VICE : Quand as-tu eu l’idée de construire un club chez toi ?
Jan* : J’avais déjà cette idée en tête quand j’ai acheté ma maison il y a une dizaine d’années, mais la pandémie a augmenté l’exploitation de ma cave-rave. Avant la crise, on faisait une fête dans mon sous-sol trois ou quatre fois par an. Maintenant, on se réunit un peu plus souvent.
Comment tu l’as construite ?
La masse est le meilleur isolant et cette cave est entièrement souterraine, donc en termes d’acoustique, c’était déjà bon. L’espace fait environ 30 mètres carrés mais il y a moins de 2 mètres de hauteur, donc j’ai installé un système de ventilation. Il y a du plomb dans le système de ventilation, qui absorbe également le son et l’empêche de sortir vers l’extérieur. Si j’y incorpore du charbon actif, cette cave pourrait même être résistante aux radiations nucléaires.
Et en termes de déco et d’installation ?
Comme la cave a déjà une atmosphère plutôt dark, je n’ai pas dû ajouter grand chose à part un système son semi-pro et quelques frigos. Y’a quand même une lampe disco allongée pour l’ambiance et j’ai une autre lampe qui s’allume quand quelqu’un sonne à l’extérieur. Si j’additionne le tout, ça fait environ 5 000 euros d’investis pour mon sous-sol.
« Le premier confinement a été difficile mentalement pour mes potes – surtout celleux sans famille ou partenaire. C’est pour ça que je prends ce risque. »
Les raves sont actuellement interdites. Les amendes sont élevées et, si on t’attrape, tu risques même de te retrouver au tribunal. T’as pas peur de ça?
Je suis prudent. Personne ne gare sa voiture devant la porte et tout le monde entre à des heures différentes. Ce n’est pas comme si 20 personnes se réunissaient ici chaque week-end. Je sélectionne mes invité·es et je n’invite que des personnes en qui j’ai confiance. C’est ce que j’ai appris ces derniers mois : pas besoin de beaucoup de monde pour passer une bonne soirée. Le plus important, c’est qu’on soit sur la même longueur d’onde et qu’on partage les mêmes idées. Même à deux ou trois, tu peux faire une bonne teuf.
Sortir, c’est important pour toi ?
Pour moi et pour mes potes. On a besoin d’être heureux·ses. Lors du premier confinement, j’ai remarqué que mes potes – surtout celleux qui n’ont ni famille ni partenaire – avaient du mal mentalement. C’est pour ça que je prends ce risque. J’ai du mal à me retrouver dans la société actuelle.

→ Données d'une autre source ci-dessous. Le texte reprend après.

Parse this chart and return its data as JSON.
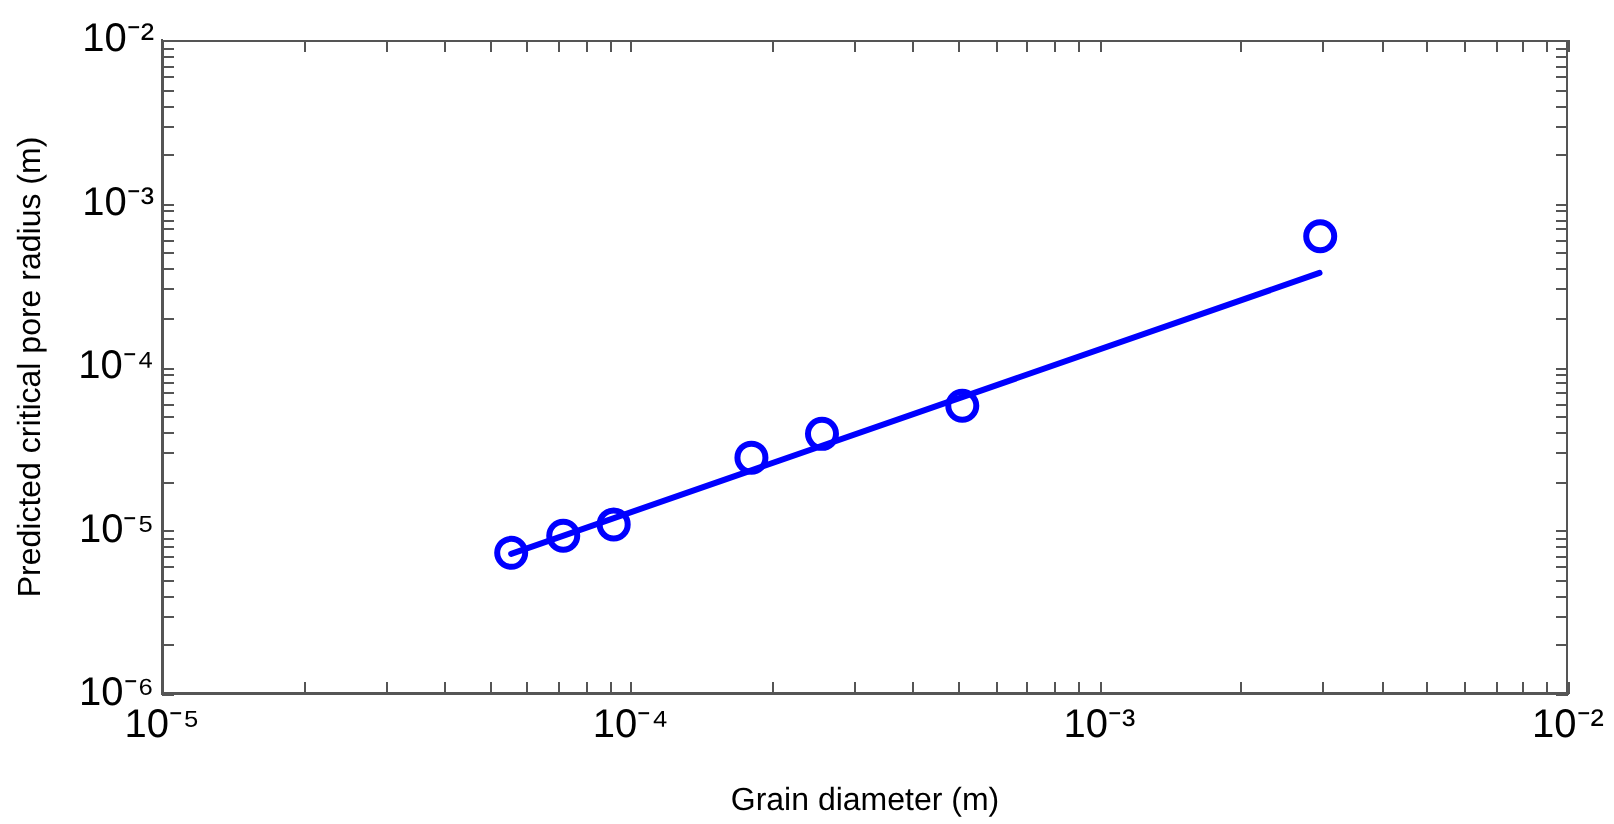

Piet* (39 ans, Brabant Flamand) fait des soirées dans une petite construction au fond de son jardin
Quand je gare ma voiture le long d’une route très fréquentée du Brabant flamand, je vérifie si je suis bien au bon endroit. J’ai rendez-vous avec Piet, 39 ans, père de deux enfants. Il travaille dur pendant la semaine. De temps en temps, le week-end, il a besoin de s’amuser. À mon arrivée, la soirée est sur le point de se terminer. Avec ses potes, Piet termine l’after dans un petit bâtiment au fond de son jardin.
VICE : Depuis combien de temps tu as ce lieu ?
Piet* : J’ai acheté les enceintes, la table de mixage et les platines il y a un an avec un ami pour mixer. On avait déjà fait une soirée ensemble pour tester le matériel avant le début du premier confinement. En mars, j’ai décoré la pièce au fond de mon jardin avec le système de son et un peu d’éclairage, le tout pour environ 5 000 euros. Depuis, on a fait genre six teufs.
Combien de personnes pour une soirée comme celle-ci ?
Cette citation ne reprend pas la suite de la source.